As currently constructed, the Volcker Rule prevents banking entities from acquiring or retaining ownership interests in or sponsoring “covered funds” such as hedge, venture capital and private equity funds. The Regulatory Agencies acknowledge that the implementing regulations of the Volcker Rule have created “compliance uncertainty” and have “imposed limits on certain banking services and activities that the Volcker rule was not intended to restrict.”
Previously, in November 2019, the Regulatory Agencies simplified the requirements for proprietary trading restrictions. Now, with the Proposed Rule, the Regulatory Agencies further aim to achieve three goals:
- To facilitate capital formation by allowing banking entities to invest in qualifying venture capital funds;
- To protect financial stability and safety by continuing to restrict banks from engaging in activities not currently permissible and by restricting certain transactions with covered funds; and
- To provide greater clarity as to what activities are permitted, with a focus on providing consistent treatment among “U.S. registered investment companies and their foreign equivalents” (for more information on these goals please view the fact sheet released by the FDIC, here).
The Proposed Rule hopes to achieve these goals by making the below changes the Volcker Rule:
- Excluding from the definition of “covered fund” credit funds, venture capital funds, family wealth management vehicles, and customer facilitation vehicles.

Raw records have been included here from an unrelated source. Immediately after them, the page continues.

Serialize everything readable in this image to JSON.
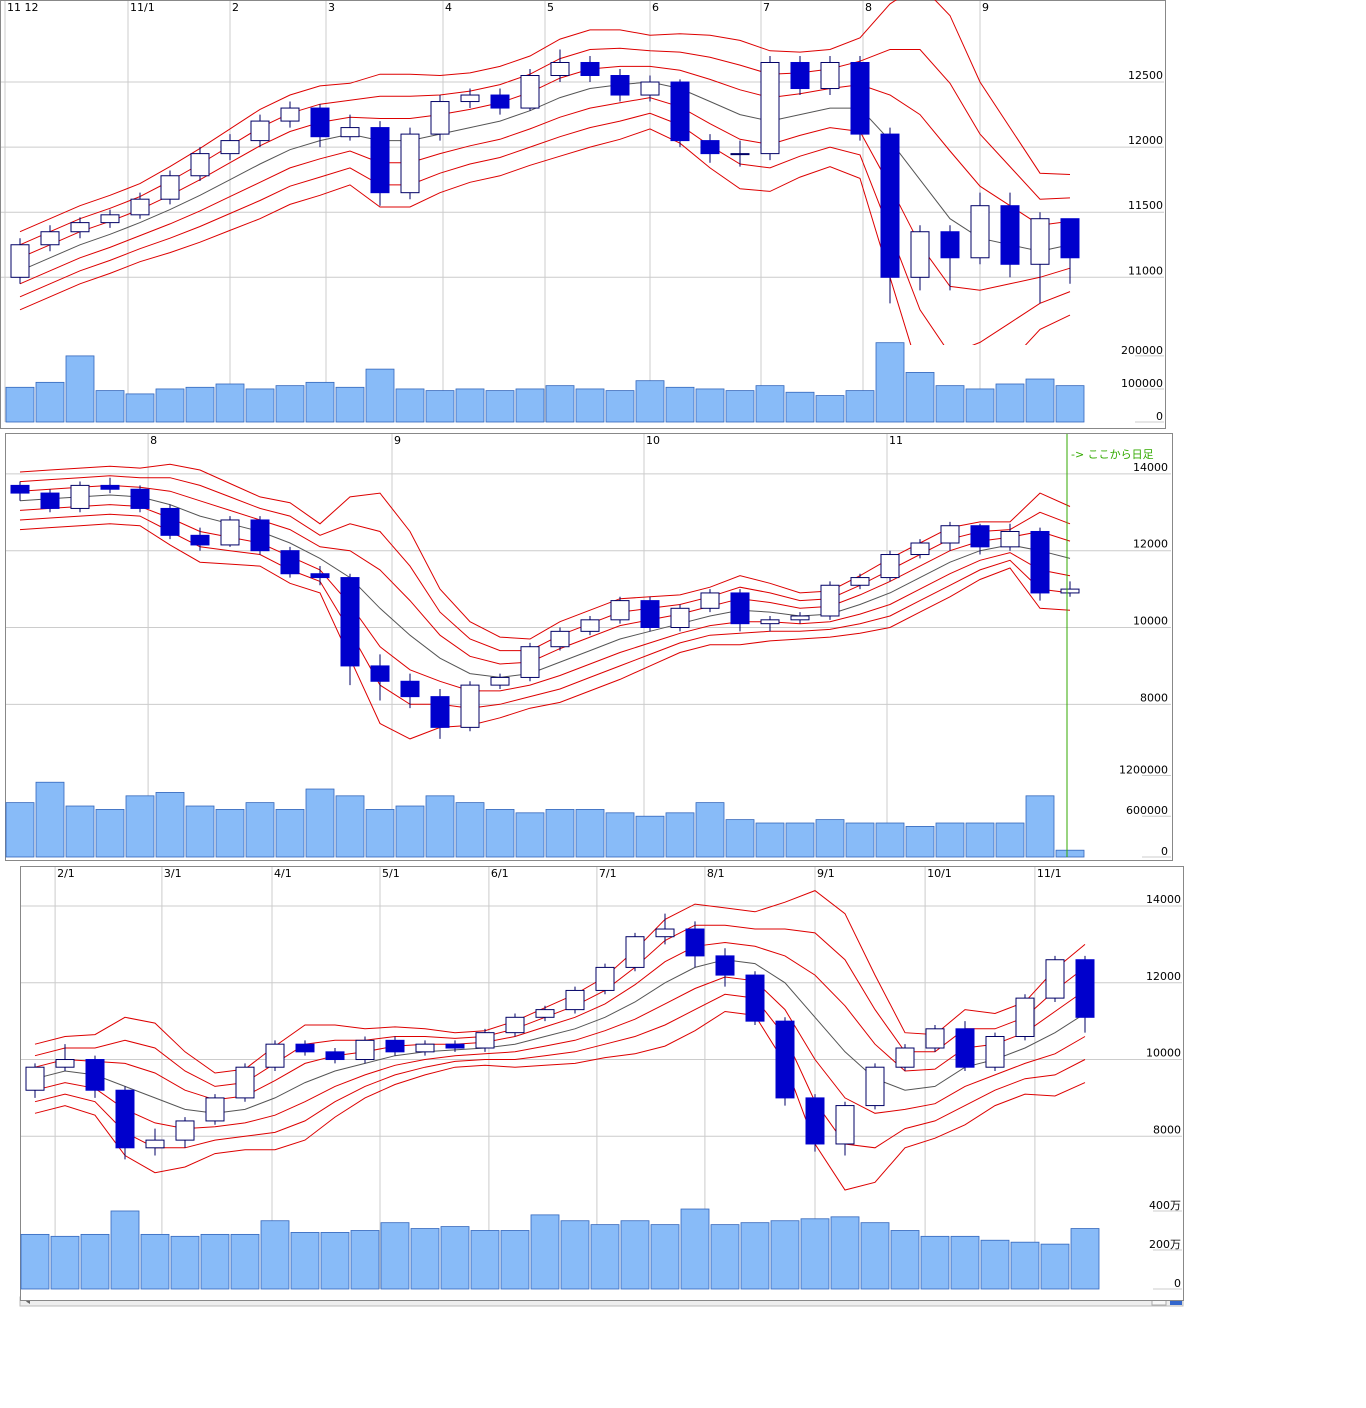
{
  "chart_data": [
    {
      "type": "candlestick",
      "xlim": [
        0,
        36
      ],
      "xticks": [
        {
          "value": 0,
          "label": "11 12"
        },
        {
          "value": 4.1,
          "label": "11/1"
        },
        {
          "value": 7.5,
          "label": "2"
        },
        {
          "value": 10.7,
          "label": "3"
        },
        {
          "value": 14.6,
          "label": "4"
        },
        {
          "value": 18,
          "label": "5"
        },
        {
          "value": 21.5,
          "label": "6"
        },
        {
          "value": 25.2,
          "label": "7"
        },
        {
          "value": 28.6,
          "label": "8"
        },
        {
          "value": 32.5,
          "label": "9"
        }
      ],
      "ylim": [
        10480,
        13130
      ],
      "yticks": [
        11000,
        11500,
        12000,
        12500
      ],
      "vlim": [
        0,
        233000
      ],
      "vticks": [
        0,
        100000,
        200000
      ],
      "open": [
        11000,
        11250,
        11350,
        11420,
        11480,
        11600,
        11780,
        11950,
        12050,
        12200,
        12300,
        12080,
        12150,
        11650,
        12100,
        12350,
        12400,
        12300,
        12550,
        12650,
        12550,
        12400,
        12500,
        12050,
        11950,
        11950,
        12650,
        12450,
        12650,
        12100,
        11000,
        11350,
        11150,
        11550,
        11100,
        11450
      ],
      "high": [
        11300,
        11400,
        11460,
        11520,
        11650,
        11820,
        12000,
        12100,
        12250,
        12350,
        12330,
        12250,
        12200,
        12150,
        12400,
        12450,
        12450,
        12600,
        12750,
        12700,
        12600,
        12550,
        12520,
        12100,
        12050,
        12700,
        12700,
        12700,
        12700,
        12150,
        11400,
        11400,
        11650,
        11650,
        11500,
        11450
      ],
      "low": [
        10950,
        11200,
        11300,
        11380,
        11450,
        11560,
        11740,
        11900,
        12000,
        12150,
        12000,
        12050,
        11550,
        11600,
        12050,
        12300,
        12250,
        12280,
        12500,
        12500,
        12350,
        12350,
        12000,
        11880,
        11850,
        11900,
        12400,
        12400,
        12050,
        10800,
        10900,
        10900,
        11100,
        11000,
        10800,
        10950
      ],
      "close": [
        11250,
        11350,
        11420,
        11480,
        11600,
        11780,
        11950,
        12050,
        12200,
        12300,
        12080,
        12150,
        11650,
        12100,
        12350,
        12400,
        12300,
        12550,
        12650,
        12550,
        12400,
        12500,
        12050,
        11950,
        11950,
        12650,
        12450,
        12650,
        12100,
        11000,
        11350,
        11150,
        11550,
        11100,
        11450,
        11150
      ],
      "volume": [
        105000,
        120000,
        200000,
        95000,
        85000,
        100000,
        105000,
        115000,
        100000,
        110000,
        120000,
        105000,
        160000,
        100000,
        95000,
        100000,
        95000,
        100000,
        110000,
        100000,
        95000,
        125000,
        105000,
        100000,
        95000,
        110000,
        90000,
        80000,
        95000,
        240000,
        150000,
        110000,
        100000,
        115000,
        130000,
        110000
      ],
      "ma": [
        11050,
        11150,
        11250,
        11330,
        11420,
        11520,
        11630,
        11750,
        11870,
        11980,
        12050,
        12100,
        12050,
        12050,
        12100,
        12150,
        12200,
        12280,
        12380,
        12450,
        12480,
        12500,
        12450,
        12350,
        12250,
        12200,
        12250,
        12300,
        12300,
        12050,
        11750,
        11450,
        11300,
        11250,
        11200,
        11250
      ],
      "sd": [
        100,
        100,
        100,
        100,
        100,
        110,
        120,
        130,
        140,
        140,
        140,
        130,
        170,
        170,
        150,
        140,
        140,
        140,
        150,
        150,
        140,
        120,
        140,
        170,
        190,
        180,
        160,
        150,
        180,
        350,
        500,
        520,
        400,
        300,
        200,
        180
      ],
      "band_sigmas": [
        1,
        2,
        3
      ],
      "up_color": "#ffffff",
      "down_color": "#0000cc",
      "band_color": "#dd0000",
      "ma_color": "#555555",
      "volume_color": "#88bbf8",
      "grid": true
    },
    {
      "type": "candlestick",
      "xlim": [
        0,
        36
      ],
      "xticks": [
        {
          "value": 4.77,
          "label": "8"
        },
        {
          "value": 12.9,
          "label": "9"
        },
        {
          "value": 21.3,
          "label": "10"
        },
        {
          "value": 29.4,
          "label": "11"
        }
      ],
      "ylim": [
        6290,
        14960
      ],
      "yticks": [
        8000,
        10000,
        12000,
        14000
      ],
      "vlim": [
        0,
        1280000
      ],
      "vticks": [
        0,
        600000,
        1200000
      ],
      "open": [
        13700,
        13500,
        13100,
        13700,
        13600,
        13100,
        12400,
        12150,
        12800,
        12000,
        11400,
        11300,
        9000,
        8600,
        8200,
        7400,
        8500,
        8700,
        9500,
        9900,
        10200,
        10700,
        10000,
        10500,
        10900,
        10100,
        10200,
        10300,
        11100,
        11300,
        11900,
        12200,
        12650,
        12100,
        12500,
        10900
      ],
      "high": [
        13800,
        13600,
        13800,
        13900,
        13700,
        13200,
        12600,
        12900,
        12900,
        12100,
        11600,
        11400,
        9300,
        8800,
        8400,
        8600,
        8800,
        9600,
        10000,
        10300,
        10800,
        10800,
        10600,
        11000,
        11000,
        10300,
        10400,
        11200,
        11400,
        12000,
        12300,
        12750,
        12700,
        12700,
        12600,
        11200
      ],
      "low": [
        13300,
        13000,
        13000,
        13500,
        13000,
        12300,
        12000,
        12100,
        11900,
        11300,
        11100,
        8500,
        8100,
        7900,
        7100,
        7300,
        8400,
        8600,
        9400,
        9800,
        10100,
        9900,
        9900,
        10400,
        9900,
        9900,
        10100,
        10200,
        11000,
        11200,
        11800,
        12000,
        11900,
        12000,
        10700,
        10800
      ],
      "close": [
        13500,
        13100,
        13700,
        13600,
        13100,
        12400,
        12150,
        12800,
        12000,
        11400,
        11300,
        9000,
        8600,
        8200,
        7400,
        8500,
        8700,
        9500,
        9900,
        10200,
        10700,
        10000,
        10500,
        10900,
        10100,
        10200,
        10300,
        11100,
        11300,
        11900,
        12200,
        12650,
        12100,
        12500,
        10900,
        11000
      ],
      "volume": [
        800000,
        1100000,
        750000,
        700000,
        900000,
        950000,
        750000,
        700000,
        800000,
        700000,
        1000000,
        900000,
        700000,
        750000,
        900000,
        800000,
        700000,
        650000,
        700000,
        700000,
        650000,
        600000,
        650000,
        800000,
        550000,
        500000,
        500000,
        550000,
        500000,
        500000,
        450000,
        500000,
        500000,
        500000,
        900000,
        100000
      ],
      "ma": [
        13300,
        13350,
        13400,
        13450,
        13400,
        13200,
        12900,
        12700,
        12500,
        12200,
        11800,
        11300,
        10500,
        9800,
        9200,
        8800,
        8700,
        8800,
        9100,
        9400,
        9700,
        9900,
        10100,
        10300,
        10450,
        10400,
        10300,
        10350,
        10600,
        10900,
        11300,
        11700,
        12000,
        12150,
        12000,
        11800
      ],
      "sd": [
        250,
        250,
        250,
        250,
        250,
        350,
        400,
        350,
        300,
        350,
        300,
        700,
        1000,
        900,
        600,
        450,
        350,
        300,
        350,
        350,
        350,
        300,
        250,
        250,
        300,
        250,
        200,
        200,
        250,
        300,
        300,
        300,
        250,
        200,
        500,
        450
      ],
      "band_sigmas": [
        1,
        2,
        3
      ],
      "annotation": {
        "text": "-> ここから日足",
        "x": 35.4,
        "color": "#33aa00"
      },
      "up_color": "#ffffff",
      "down_color": "#0000cc",
      "band_color": "#dd0000",
      "ma_color": "#555555",
      "volume_color": "#88bbf8",
      "grid": true
    },
    {
      "type": "candlestick",
      "xlim": [
        0,
        36
      ],
      "xticks": [
        {
          "value": 1.17,
          "label": "2/1"
        },
        {
          "value": 4.73,
          "label": "3/1"
        },
        {
          "value": 8.4,
          "label": "4/1"
        },
        {
          "value": 12,
          "label": "5/1"
        },
        {
          "value": 15.63,
          "label": "6/1"
        },
        {
          "value": 19.23,
          "label": "7/1"
        },
        {
          "value": 22.83,
          "label": "8/1"
        },
        {
          "value": 26.5,
          "label": "9/1"
        },
        {
          "value": 30.17,
          "label": "10/1"
        },
        {
          "value": 33.83,
          "label": "11/1"
        }
      ],
      "ylim": [
        6340,
        14990
      ],
      "yticks": [
        8000,
        10000,
        12000,
        14000
      ],
      "vlim": [
        0,
        4050000
      ],
      "vticks": [
        0,
        {
          "value": 2000000,
          "label": "200万"
        },
        {
          "value": 4000000,
          "label": "400万"
        }
      ],
      "open": [
        9200,
        9800,
        10000,
        9200,
        7700,
        7900,
        8400,
        9000,
        9800,
        10400,
        10200,
        10000,
        10500,
        10200,
        10400,
        10300,
        10700,
        11100,
        11300,
        11800,
        12400,
        13200,
        13400,
        12700,
        12200,
        11000,
        9000,
        7800,
        8800,
        9800,
        10300,
        10800,
        9800,
        10600,
        11600,
        12600
      ],
      "high": [
        9900,
        10400,
        10100,
        9300,
        8200,
        8500,
        9100,
        9900,
        10500,
        10500,
        10300,
        10600,
        10600,
        10500,
        10500,
        10800,
        11200,
        11400,
        11900,
        12500,
        13300,
        13800,
        13600,
        12900,
        12300,
        11100,
        9100,
        8900,
        9900,
        10400,
        10900,
        11000,
        10700,
        11700,
        12700,
        12700
      ],
      "low": [
        9000,
        9700,
        9000,
        7400,
        7500,
        7700,
        8300,
        8900,
        9700,
        10100,
        9900,
        9900,
        10100,
        10100,
        10200,
        10200,
        10600,
        11000,
        11200,
        11700,
        12300,
        13000,
        12400,
        11900,
        10900,
        8800,
        7600,
        7500,
        8700,
        9700,
        10200,
        9700,
        9700,
        10500,
        11500,
        10700
      ],
      "close": [
        9800,
        10000,
        9200,
        7700,
        7900,
        8400,
        9000,
        9800,
        10400,
        10200,
        10000,
        10500,
        10200,
        10400,
        10300,
        10700,
        11100,
        11300,
        11800,
        12400,
        13200,
        13400,
        12700,
        12200,
        11000,
        9000,
        7800,
        8800,
        9800,
        10300,
        10800,
        9800,
        10600,
        11600,
        12600,
        11100
      ],
      "volume": [
        2800000,
        2700000,
        2800000,
        4000000,
        2800000,
        2700000,
        2800000,
        2800000,
        3500000,
        2900000,
        2900000,
        3000000,
        3400000,
        3100000,
        3200000,
        3000000,
        3000000,
        3800000,
        3500000,
        3300000,
        3500000,
        3300000,
        4100000,
        3300000,
        3400000,
        3500000,
        3600000,
        3700000,
        3400000,
        3000000,
        2700000,
        2700000,
        2500000,
        2400000,
        2300000,
        3100000
      ],
      "ma": [
        9500,
        9700,
        9600,
        9300,
        9000,
        8700,
        8600,
        8700,
        9000,
        9400,
        9700,
        9900,
        10100,
        10200,
        10250,
        10300,
        10400,
        10600,
        10800,
        11100,
        11500,
        12000,
        12400,
        12600,
        12500,
        12000,
        11100,
        10200,
        9500,
        9200,
        9300,
        9800,
        10000,
        10300,
        10700,
        11200
      ],
      "sd": [
        300,
        300,
        350,
        600,
        650,
        500,
        350,
        350,
        450,
        500,
        400,
        300,
        250,
        200,
        150,
        150,
        200,
        250,
        300,
        350,
        450,
        550,
        550,
        450,
        450,
        700,
        1100,
        1200,
        900,
        500,
        450,
        500,
        400,
        400,
        550,
        600
      ],
      "band_sigmas": [
        1,
        2,
        3
      ],
      "up_color": "#ffffff",
      "down_color": "#0000cc",
      "band_color": "#dd0000",
      "ma_color": "#555555",
      "volume_color": "#88bbf8",
      "grid": true
    }
  ]
}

Further, the Proposed Rule loosens certain restrictions to the existing “foreign public funds” exclusion and expands the “loan securitization vehicle” exclusion to allow loan securitization vehicles to hold up to 5% of assets in non-loan assets;
- Clarifying that the Small Business Investment Company (“SBIC”) exclusion would apply to issuers who voluntarily surrender their SBIC license during a wind-down period, provided that no new investments are made;
- Allowing banking entities to engage in a limited set of covered transactions with a covered fund that is sponsored by, advised by, or has some certain other relationship with, the fund; and
- Creating a safe harbor for bona fide senior loans and senior instruments from the definition of “ownership interest.”